Adam Kujawski1, Gert Herold1, Ennes Sarradj1
1Technische Universität Berlin, Einsteinufer 25, 10587 Berlin, Germanyadam.kujawski@tu-berlin.de, gert.herold@tu-berlin.de, ennes.sarradj@tu-berlin.de.
The Journal of the Acoustical Society of America
|October 9, 2019
Summary
Deep neural networks accurately estimate single point source location and strength from microphone array data. This novel method surpasses conventional beamforming map resolution for precise source characterization.
Area of Science:
- Acoustics
- Signal Processing
- Machine Learning
Background:
- Accurate characterization of single point sources from microphone array data is crucial for various applications.
- Conventional beamforming methods have limitations in resolution and accuracy for source localization.
Purpose of the Study:
- To investigate the efficacy of deep neural networks (DNNs) for accurate single point source characterization using microphone array data.
- To develop a DNN-based method for estimating source coordinates and strength.
Main Methods:
- Utilized a residual network architecture, a deep learning model proven in image recognition.
- Applied the network to conventional beamforming maps to estimate source parameters.

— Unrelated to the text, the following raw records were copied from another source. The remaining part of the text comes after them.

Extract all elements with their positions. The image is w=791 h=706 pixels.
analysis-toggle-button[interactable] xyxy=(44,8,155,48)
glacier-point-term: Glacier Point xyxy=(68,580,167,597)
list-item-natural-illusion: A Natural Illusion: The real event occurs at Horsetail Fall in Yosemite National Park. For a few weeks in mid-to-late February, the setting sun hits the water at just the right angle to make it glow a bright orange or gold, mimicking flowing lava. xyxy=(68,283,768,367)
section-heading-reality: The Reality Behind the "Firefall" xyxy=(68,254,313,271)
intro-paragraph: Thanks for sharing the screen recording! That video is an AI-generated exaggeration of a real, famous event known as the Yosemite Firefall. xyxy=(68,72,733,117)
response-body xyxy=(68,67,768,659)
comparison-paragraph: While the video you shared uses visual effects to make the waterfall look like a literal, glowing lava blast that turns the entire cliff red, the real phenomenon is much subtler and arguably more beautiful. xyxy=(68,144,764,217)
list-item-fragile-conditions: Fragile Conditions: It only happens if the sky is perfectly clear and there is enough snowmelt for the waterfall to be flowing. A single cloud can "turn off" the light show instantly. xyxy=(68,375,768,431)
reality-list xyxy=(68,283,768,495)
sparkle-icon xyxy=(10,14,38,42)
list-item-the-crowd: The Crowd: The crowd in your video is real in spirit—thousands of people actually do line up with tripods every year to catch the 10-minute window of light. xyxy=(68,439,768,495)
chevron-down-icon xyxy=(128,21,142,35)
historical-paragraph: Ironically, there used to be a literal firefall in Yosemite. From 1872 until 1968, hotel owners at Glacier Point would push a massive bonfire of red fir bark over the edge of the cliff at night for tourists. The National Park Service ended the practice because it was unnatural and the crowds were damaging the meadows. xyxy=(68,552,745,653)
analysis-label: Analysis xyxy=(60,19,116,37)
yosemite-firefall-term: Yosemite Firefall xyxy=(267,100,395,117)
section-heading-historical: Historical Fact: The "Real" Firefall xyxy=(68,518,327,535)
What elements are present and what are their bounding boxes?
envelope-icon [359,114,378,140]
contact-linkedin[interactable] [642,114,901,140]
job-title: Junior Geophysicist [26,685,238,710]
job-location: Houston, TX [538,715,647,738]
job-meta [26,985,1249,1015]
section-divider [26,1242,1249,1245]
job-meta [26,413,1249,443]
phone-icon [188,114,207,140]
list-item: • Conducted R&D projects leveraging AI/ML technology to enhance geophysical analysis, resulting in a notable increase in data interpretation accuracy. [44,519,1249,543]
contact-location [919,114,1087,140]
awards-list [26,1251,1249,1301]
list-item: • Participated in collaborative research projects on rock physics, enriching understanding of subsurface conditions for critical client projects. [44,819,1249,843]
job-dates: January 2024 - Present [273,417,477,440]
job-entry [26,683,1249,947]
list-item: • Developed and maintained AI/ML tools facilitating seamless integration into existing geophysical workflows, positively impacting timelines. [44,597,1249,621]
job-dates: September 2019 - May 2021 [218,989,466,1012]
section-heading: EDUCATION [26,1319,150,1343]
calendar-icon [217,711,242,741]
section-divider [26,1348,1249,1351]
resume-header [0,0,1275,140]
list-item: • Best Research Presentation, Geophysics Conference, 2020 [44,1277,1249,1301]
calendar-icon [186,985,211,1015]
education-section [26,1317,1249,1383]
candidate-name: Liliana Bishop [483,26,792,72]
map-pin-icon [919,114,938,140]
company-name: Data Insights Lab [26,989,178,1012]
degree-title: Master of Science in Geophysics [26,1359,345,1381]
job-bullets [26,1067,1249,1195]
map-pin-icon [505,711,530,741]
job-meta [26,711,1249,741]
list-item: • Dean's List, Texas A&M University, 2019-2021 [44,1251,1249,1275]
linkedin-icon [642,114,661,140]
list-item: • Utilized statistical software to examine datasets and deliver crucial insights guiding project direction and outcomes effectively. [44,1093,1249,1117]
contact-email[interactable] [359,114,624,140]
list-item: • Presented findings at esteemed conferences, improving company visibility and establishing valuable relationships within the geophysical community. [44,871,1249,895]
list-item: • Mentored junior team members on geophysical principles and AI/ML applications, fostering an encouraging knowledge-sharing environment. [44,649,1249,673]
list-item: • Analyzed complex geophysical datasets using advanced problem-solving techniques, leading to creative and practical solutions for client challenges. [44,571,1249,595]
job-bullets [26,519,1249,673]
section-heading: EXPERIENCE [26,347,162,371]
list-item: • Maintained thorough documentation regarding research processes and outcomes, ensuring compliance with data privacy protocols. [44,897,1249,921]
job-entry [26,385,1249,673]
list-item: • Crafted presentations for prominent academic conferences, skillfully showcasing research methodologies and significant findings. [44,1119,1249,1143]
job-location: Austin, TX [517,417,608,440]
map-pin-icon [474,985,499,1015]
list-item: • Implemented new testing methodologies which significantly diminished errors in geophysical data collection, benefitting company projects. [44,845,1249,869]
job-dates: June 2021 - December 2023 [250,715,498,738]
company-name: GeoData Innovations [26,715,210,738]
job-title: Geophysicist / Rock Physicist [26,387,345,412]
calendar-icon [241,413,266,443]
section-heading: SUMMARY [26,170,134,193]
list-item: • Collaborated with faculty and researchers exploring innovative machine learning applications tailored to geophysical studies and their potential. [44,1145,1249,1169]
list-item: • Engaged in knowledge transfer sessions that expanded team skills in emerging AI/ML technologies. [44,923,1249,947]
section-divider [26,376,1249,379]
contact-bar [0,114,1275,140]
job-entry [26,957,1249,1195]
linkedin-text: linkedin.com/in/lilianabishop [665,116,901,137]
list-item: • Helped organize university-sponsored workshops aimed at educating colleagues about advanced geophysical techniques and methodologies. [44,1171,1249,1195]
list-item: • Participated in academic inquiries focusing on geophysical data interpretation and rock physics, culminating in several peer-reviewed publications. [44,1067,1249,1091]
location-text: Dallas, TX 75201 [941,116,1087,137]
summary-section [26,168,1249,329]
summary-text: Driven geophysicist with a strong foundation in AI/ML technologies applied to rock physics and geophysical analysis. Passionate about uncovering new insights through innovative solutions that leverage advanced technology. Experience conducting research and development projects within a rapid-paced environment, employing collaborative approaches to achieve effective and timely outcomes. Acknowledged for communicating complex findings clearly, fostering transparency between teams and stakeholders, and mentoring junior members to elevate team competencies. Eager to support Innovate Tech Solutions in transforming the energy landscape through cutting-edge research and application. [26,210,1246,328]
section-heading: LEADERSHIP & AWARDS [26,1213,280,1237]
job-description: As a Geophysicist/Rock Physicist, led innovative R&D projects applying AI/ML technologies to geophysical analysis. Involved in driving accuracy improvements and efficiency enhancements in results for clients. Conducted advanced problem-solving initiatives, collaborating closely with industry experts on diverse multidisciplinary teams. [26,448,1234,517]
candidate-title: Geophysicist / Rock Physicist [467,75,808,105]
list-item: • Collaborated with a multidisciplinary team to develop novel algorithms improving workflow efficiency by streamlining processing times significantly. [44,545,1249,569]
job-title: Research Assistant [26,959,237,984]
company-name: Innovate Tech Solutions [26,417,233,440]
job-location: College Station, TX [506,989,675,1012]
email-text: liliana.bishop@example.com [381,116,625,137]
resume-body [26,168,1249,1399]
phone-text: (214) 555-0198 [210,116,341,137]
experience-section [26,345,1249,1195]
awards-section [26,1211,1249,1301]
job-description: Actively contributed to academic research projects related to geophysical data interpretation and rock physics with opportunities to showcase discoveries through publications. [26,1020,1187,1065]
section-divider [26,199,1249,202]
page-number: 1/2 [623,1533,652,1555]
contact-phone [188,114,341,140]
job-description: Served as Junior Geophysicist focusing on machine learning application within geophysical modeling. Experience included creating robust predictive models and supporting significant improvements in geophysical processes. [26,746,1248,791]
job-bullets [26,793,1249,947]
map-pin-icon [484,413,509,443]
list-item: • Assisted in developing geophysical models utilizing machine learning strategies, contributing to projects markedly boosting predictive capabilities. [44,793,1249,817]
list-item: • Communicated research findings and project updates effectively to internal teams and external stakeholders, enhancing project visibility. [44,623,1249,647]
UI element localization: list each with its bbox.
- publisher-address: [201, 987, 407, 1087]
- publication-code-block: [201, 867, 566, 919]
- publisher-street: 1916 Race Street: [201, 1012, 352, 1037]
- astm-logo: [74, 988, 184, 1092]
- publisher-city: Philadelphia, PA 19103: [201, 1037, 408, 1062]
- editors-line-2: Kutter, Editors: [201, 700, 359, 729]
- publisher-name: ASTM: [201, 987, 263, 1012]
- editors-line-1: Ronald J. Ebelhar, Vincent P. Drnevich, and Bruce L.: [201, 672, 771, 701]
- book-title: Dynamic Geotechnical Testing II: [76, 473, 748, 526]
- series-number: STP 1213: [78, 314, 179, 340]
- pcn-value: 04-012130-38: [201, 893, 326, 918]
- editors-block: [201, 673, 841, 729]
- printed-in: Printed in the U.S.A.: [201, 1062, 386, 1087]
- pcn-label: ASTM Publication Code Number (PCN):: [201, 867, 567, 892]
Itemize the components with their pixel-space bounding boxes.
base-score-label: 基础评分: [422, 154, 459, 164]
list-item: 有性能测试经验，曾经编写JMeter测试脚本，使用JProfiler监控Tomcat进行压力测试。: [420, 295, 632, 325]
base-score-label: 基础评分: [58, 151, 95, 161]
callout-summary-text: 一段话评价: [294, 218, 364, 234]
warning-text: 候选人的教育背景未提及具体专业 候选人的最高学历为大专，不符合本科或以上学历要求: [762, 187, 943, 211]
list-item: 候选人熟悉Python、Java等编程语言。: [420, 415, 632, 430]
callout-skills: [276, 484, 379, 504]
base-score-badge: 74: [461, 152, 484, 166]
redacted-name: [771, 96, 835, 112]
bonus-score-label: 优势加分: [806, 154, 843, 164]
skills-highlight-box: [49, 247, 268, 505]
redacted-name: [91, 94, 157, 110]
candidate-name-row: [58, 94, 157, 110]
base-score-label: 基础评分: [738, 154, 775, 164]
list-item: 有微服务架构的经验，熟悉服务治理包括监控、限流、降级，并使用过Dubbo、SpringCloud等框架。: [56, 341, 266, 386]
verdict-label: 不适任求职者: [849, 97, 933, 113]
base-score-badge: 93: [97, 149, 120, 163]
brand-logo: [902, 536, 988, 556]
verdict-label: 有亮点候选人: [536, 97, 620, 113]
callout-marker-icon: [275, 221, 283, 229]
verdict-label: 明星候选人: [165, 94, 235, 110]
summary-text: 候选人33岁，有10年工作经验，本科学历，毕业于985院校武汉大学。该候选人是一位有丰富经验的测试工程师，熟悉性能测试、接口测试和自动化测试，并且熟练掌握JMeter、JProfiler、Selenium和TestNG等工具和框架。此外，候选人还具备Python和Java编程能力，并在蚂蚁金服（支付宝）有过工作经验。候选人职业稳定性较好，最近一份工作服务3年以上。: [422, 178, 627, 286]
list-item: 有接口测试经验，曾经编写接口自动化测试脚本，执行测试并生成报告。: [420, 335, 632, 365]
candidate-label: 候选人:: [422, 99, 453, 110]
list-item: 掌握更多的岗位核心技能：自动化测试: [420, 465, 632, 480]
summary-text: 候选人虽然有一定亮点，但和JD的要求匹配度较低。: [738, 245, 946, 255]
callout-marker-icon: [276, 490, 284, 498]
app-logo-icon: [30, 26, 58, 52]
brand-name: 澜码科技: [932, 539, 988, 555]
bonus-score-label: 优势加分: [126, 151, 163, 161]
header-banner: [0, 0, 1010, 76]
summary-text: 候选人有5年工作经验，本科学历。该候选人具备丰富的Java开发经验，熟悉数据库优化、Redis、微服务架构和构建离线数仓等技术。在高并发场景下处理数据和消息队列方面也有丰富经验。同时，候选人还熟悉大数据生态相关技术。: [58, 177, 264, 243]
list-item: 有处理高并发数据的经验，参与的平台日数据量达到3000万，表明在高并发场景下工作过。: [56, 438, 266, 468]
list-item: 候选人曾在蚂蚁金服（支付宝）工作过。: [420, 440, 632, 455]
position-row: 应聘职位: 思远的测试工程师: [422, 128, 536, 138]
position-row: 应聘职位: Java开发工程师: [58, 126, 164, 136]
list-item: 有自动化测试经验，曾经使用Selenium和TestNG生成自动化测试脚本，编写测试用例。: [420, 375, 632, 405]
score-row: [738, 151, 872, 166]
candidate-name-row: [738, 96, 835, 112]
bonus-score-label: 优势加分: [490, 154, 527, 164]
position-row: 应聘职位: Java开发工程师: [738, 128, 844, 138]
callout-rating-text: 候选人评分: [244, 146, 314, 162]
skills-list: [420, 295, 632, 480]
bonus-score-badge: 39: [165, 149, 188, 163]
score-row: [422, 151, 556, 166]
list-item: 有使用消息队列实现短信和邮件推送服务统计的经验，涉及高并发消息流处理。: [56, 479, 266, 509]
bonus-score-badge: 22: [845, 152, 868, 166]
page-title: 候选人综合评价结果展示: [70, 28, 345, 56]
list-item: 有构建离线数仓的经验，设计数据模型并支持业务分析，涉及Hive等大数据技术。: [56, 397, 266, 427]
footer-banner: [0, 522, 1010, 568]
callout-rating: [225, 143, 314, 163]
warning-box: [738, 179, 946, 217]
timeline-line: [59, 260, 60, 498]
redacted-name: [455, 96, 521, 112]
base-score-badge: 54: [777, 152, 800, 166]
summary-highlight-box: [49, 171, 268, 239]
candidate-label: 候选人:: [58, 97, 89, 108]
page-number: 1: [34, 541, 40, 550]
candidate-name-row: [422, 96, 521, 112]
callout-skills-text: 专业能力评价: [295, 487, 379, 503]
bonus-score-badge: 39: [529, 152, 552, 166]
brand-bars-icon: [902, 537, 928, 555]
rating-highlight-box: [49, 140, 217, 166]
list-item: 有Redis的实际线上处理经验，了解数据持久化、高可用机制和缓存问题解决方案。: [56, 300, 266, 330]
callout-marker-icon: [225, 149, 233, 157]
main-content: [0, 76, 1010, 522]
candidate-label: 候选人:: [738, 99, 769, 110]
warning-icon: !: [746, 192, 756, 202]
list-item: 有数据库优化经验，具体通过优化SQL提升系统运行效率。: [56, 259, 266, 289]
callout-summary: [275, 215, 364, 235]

- Trained and evaluated the model on microphone array data.
Main Results:
- The proposed DNN method accurately estimates both the position and strength of unknown single point sources.
- The method demonstrates fast processing speeds for source characterization.
- Position estimation accuracy achieved by the DNN method exceeds the grid resolution of traditional beamforming maps.
Conclusions:
- Deep neural networks offer a powerful and accurate approach for single point source localization and strength estimation.
- The residual network architecture is effectively transferable from image recognition to acoustic source characterization.
- This DNN-based technique provides a significant advancement over conventional methods in terms of speed and accuracy.